Just before the appeal was heard, it transpired that Mr Ijegede’s wife (who represented him at the tribunal hearing) had forwarded a grievance document to the tribunal at the same time as the claim form, asking for it to be served on the employer. This, however, had not happened. He argued that this additional document, which reinforced his claims of being “singled out”, was incorporated into the original claim form.


EAT decision

Allowing the appeal, the EAT held that, by narrowing the list of issues to be heard, the tribunal had fundamentally misunderstood the basis of Mr Ijegede’s claims.

Instead of undertaking an analysis of why the issues had been formulated in the way that they had, the tribunal took the view that it could vary the earlier orders simply because it disagreed with them.
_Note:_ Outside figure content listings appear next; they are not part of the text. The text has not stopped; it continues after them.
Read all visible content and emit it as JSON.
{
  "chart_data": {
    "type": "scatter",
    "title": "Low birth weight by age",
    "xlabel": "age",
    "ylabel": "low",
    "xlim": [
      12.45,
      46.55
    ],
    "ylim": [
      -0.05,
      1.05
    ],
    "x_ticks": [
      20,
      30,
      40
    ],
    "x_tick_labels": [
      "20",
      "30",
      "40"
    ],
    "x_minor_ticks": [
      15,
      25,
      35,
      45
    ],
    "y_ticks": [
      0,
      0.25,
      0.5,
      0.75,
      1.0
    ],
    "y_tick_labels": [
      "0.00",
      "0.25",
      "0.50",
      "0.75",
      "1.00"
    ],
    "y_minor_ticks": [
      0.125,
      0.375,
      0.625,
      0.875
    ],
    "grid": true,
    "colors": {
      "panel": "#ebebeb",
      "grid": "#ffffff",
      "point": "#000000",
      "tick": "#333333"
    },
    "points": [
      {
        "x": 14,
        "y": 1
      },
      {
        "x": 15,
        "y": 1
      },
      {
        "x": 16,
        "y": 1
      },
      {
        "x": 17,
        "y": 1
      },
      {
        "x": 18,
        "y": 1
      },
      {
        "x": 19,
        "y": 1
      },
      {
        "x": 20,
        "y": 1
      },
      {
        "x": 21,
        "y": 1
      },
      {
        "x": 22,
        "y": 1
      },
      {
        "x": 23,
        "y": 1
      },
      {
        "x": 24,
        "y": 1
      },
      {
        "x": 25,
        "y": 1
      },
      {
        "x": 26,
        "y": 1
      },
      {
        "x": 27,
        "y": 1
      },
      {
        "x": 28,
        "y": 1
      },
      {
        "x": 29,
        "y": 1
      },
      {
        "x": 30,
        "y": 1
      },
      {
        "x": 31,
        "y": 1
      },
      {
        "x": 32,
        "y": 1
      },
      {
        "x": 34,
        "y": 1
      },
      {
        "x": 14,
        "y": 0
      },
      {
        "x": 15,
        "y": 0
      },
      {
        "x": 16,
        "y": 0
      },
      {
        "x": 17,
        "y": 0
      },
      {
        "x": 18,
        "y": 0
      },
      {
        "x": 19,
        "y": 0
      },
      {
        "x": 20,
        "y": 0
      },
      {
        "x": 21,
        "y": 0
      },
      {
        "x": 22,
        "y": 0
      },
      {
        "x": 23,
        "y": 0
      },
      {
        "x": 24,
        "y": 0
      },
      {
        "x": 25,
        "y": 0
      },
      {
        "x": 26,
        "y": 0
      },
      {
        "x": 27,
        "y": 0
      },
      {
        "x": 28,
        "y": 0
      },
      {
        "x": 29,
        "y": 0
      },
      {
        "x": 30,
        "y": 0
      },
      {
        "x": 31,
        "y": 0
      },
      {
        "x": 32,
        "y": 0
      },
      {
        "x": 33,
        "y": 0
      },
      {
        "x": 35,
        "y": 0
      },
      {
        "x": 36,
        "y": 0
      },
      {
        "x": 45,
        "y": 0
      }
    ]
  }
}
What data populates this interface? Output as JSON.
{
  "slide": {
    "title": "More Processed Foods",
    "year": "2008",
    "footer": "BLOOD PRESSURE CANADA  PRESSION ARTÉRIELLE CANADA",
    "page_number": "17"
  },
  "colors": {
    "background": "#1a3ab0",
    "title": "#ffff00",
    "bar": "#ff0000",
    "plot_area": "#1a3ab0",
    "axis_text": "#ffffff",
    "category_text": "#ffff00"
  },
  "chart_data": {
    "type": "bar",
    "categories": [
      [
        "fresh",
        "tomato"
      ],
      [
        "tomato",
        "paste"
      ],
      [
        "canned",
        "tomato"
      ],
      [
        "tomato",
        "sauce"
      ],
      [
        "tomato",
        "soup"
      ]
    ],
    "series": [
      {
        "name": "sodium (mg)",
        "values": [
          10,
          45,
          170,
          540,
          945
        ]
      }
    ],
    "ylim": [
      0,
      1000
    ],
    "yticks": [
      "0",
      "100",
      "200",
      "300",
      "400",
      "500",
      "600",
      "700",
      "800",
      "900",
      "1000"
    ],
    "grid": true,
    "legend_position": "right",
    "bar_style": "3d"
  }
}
This contradicted the decision in Serco, which made clear that any variation is always subject to important qualifications, including a consideration of whether the variations are in the interests of justice.

In addition, had the status of the grievance document been discussed at the tribunal hearing, then the email correspondence between Mr Ijegede’s wife and the tribunal staff would also have become apparent. In those circumstances, it was highly likely that any application to amend the claim would have been granted, particularly given that she was a litigant in person and could not be expected to be familiar with tribunal proceedings.

The EAT remitted the case to a new tribunal for a fresh hearing.